The winery hosted Heating Up the Capital event, which drew about 1,000 people. The 20 ft. by 60 ft. winery is a large part of the $2.5 million investment in the business. They have their own bees to sell raw honey as well as using it in mead. Smokie Ridge also offers two types of hot sauce, each infused with their white and red wines.
It’s very much a family affair for Leblanc who sees friends and family chipping in to lend a hand around the vineyard. His eldest son, Claude, 45, works in Ottawa full time and is co-owner and manages the microbrewery. The youngest son, Maurice, 43 is serving in the military in Kuwait and hopes to retire to the winery in five years.
Smokie Ridge has just received its provincial microbrewery licence and can start making its own beer.
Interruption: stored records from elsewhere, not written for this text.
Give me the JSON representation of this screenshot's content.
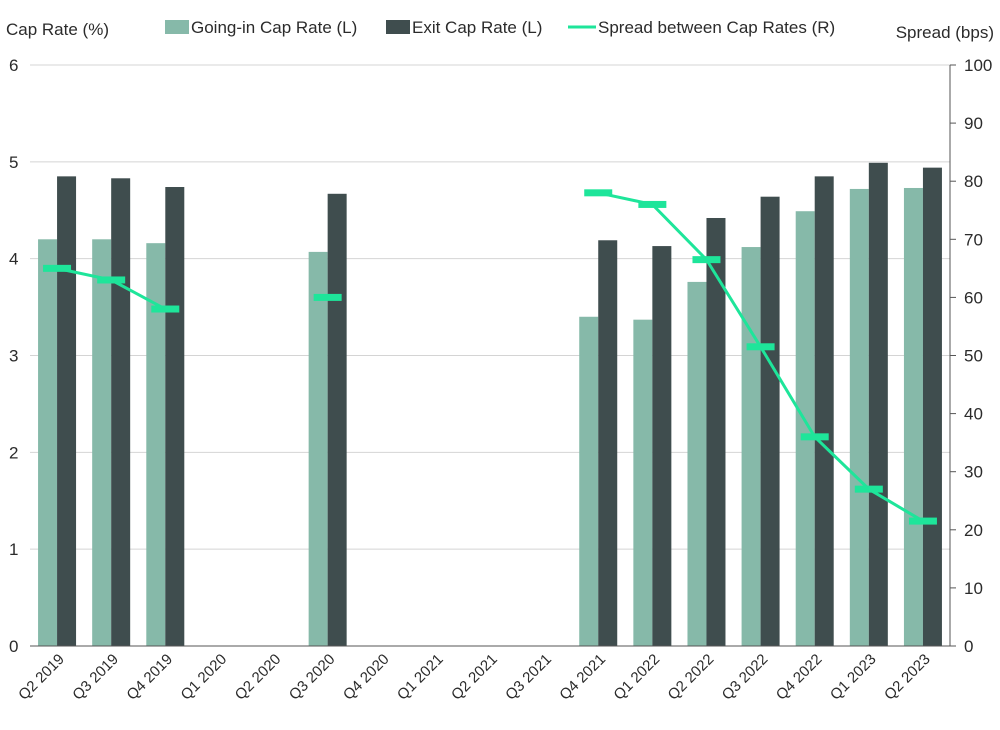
{
  "chart_data": {
    "type": "bar",
    "left_axis_title": "Cap Rate (%)",
    "right_axis_title": "Spread (bps)",
    "categories": [
      "Q2 2019",
      "Q3 2019",
      "Q4 2019",
      "Q1 2020",
      "Q2 2020",
      "Q3 2020",
      "Q4 2020",
      "Q1 2021",
      "Q2 2021",
      "Q3 2021",
      "Q4 2021",
      "Q1 2022",
      "Q2 2022",
      "Q3 2022",
      "Q4 2022",
      "Q1 2023",
      "Q2 2023"
    ],
    "series": [
      {
        "name": "Going-in Cap Rate (L)",
        "type": "bar",
        "axis": "left",
        "color": "#86b9a9",
        "values": [
          4.2,
          4.2,
          4.16,
          null,
          null,
          4.07,
          null,
          null,
          null,
          null,
          3.4,
          3.37,
          3.76,
          4.12,
          4.49,
          4.72,
          4.73
        ]
      },
      {
        "name": "Exit Cap Rate (L)",
        "type": "bar",
        "axis": "left",
        "color": "#3f4d4e",
        "values": [
          4.85,
          4.83,
          4.74,
          null,
          null,
          4.67,
          null,
          null,
          null,
          null,
          4.19,
          4.13,
          4.42,
          4.64,
          4.85,
          4.99,
          4.94
        ]
      },
      {
        "name": "Spread between Cap Rates (R)",
        "type": "line",
        "axis": "right",
        "color": "#1ee59a",
        "values": [
          65,
          63,
          58,
          null,
          null,
          60,
          null,
          null,
          null,
          null,
          78,
          76,
          66.5,
          51.5,
          36,
          27,
          21.5
        ]
      }
    ],
    "left_axis": {
      "min": 0,
      "max": 6,
      "ticks": [
        0,
        1,
        2,
        3,
        4,
        5,
        6
      ]
    },
    "right_axis": {
      "min": 0,
      "max": 100,
      "ticks": [
        0,
        10,
        20,
        30,
        40,
        50,
        60,
        70,
        80,
        90,
        100
      ]
    },
    "grid": true,
    "legend_position": "top"
  }
}
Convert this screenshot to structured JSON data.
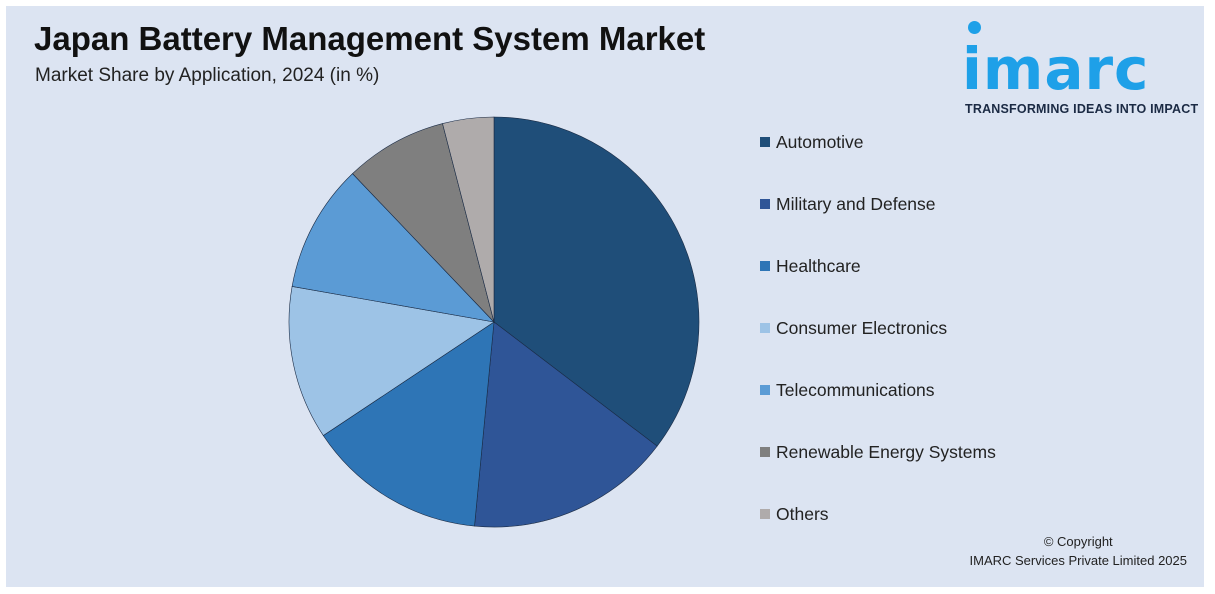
{
  "title": "Japan Battery Management System Market",
  "subtitle": "Market Share by Application, 2024 (in %)",
  "logo": {
    "wordmark": "imarc",
    "tagline": "TRANSFORMING IDEAS INTO IMPACT",
    "color": "#1ea0e8"
  },
  "copyright": {
    "line1": "© Copyright",
    "line2": "IMARC Services Private Limited 2025"
  },
  "chart_data": {
    "type": "pie",
    "title": "Japan Battery Management System Market",
    "subtitle": "Market Share by Application, 2024 (in %)",
    "legend_position": "right",
    "categories": [
      "Automotive",
      "Military and Defense",
      "Healthcare",
      "Consumer Electronics",
      "Telecommunications",
      "Renewable Energy Systems",
      "Others"
    ],
    "values": [
      35,
      16,
      14,
      12,
      10,
      8,
      4
    ],
    "colors": [
      "#1f4e79",
      "#2f5597",
      "#2e75b6",
      "#9dc3e6",
      "#5b9bd5",
      "#7f7f7f",
      "#afabab"
    ]
  }
}
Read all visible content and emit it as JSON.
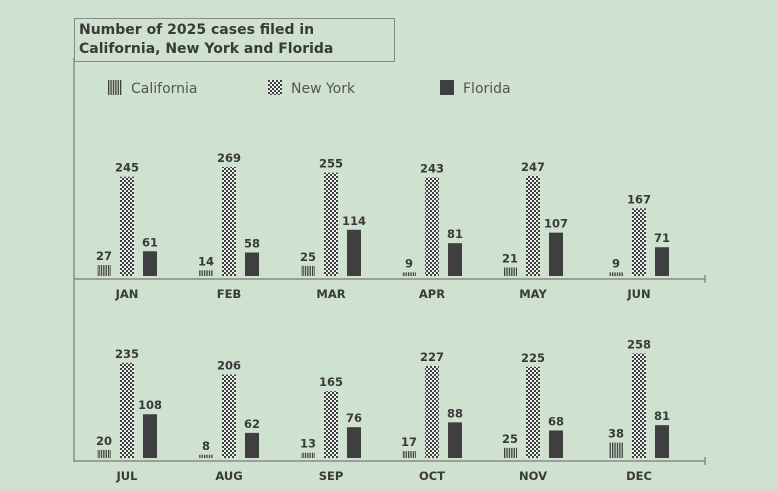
{
  "chart_data": {
    "type": "bar",
    "title": "Number of 2025 cases filed in California, New York and Florida",
    "categories": [
      "JAN",
      "FEB",
      "MAR",
      "APR",
      "MAY",
      "JUN",
      "JUL",
      "AUG",
      "SEP",
      "OCT",
      "NOV",
      "DEC"
    ],
    "series": [
      {
        "name": "California",
        "pattern": "vertical-stripes",
        "values": [
          27,
          14,
          25,
          9,
          21,
          9,
          20,
          8,
          13,
          17,
          25,
          38
        ]
      },
      {
        "name": "New York",
        "pattern": "checkerboard",
        "values": [
          245,
          269,
          255,
          243,
          247,
          167,
          235,
          206,
          165,
          227,
          225,
          258
        ]
      },
      {
        "name": "Florida",
        "pattern": "solid",
        "values": [
          61,
          58,
          114,
          81,
          107,
          71,
          108,
          62,
          76,
          88,
          68,
          81
        ]
      }
    ],
    "legend_position": "top",
    "grid": false,
    "layout_note": "two panels: Jan-Jun and Jul-Dec",
    "colors": {
      "background": "#cee2cf",
      "bars": "#3f3f3f"
    }
  }
}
The vineyard is located on the County Bicycle Trail in North Dundas which sees groups of cyclists finish their rides and enjoy the offerings. “We also offer space for RV’s to spend the night.”
Smokie Ridge is a labour of love for Paul and his wife who put in a full day for the government before putting on their vineyard hats working another six or seven hours on the winery. Much like any small business, it’s all about positive thinking for Leblanc. “Everybody laughed at us. The banks laughed at us.”
It took four years before they were able to secure bank support. The plan was to see one of them retire next year and devote more time to the project, but the pandemic arrived. “COVID killed us”, says Leblanc as he estimates it cost them two years of business. The long term plan is to see Leblanc’s wife retire in 2023 with him to follow a year later.
It’s been a learning experience for the whole family which is turning their passion into a successful business and to be successful according to Leblanc is to embrace social media marketing which he will leave up to his kids. “They understand that more than I do.” It’s critical to getting your name out in such a niche industry.
Giving back and the military are very much in Leblanc’s DNA. Two of their best selling wines, including Soldier’s Pride sees 15% of sales donated to Families of the Fallen.
Leblanc says that his best business decision was taking on the position as president of the Eastern Ontario Wine Producers and sees a huge potential for local wine. There are 16 wineries in the area and the association has created its own “wine route” to showcase its members.
What makes the Eastern Ontario vineyards different from others in the province is they grow cold, hardy grapes which can withstand a frigid Eastern Ontario winter unlike those in Prince Edward County or Niagara. “I hope we will be established as the next wine region of Ontario,” he says.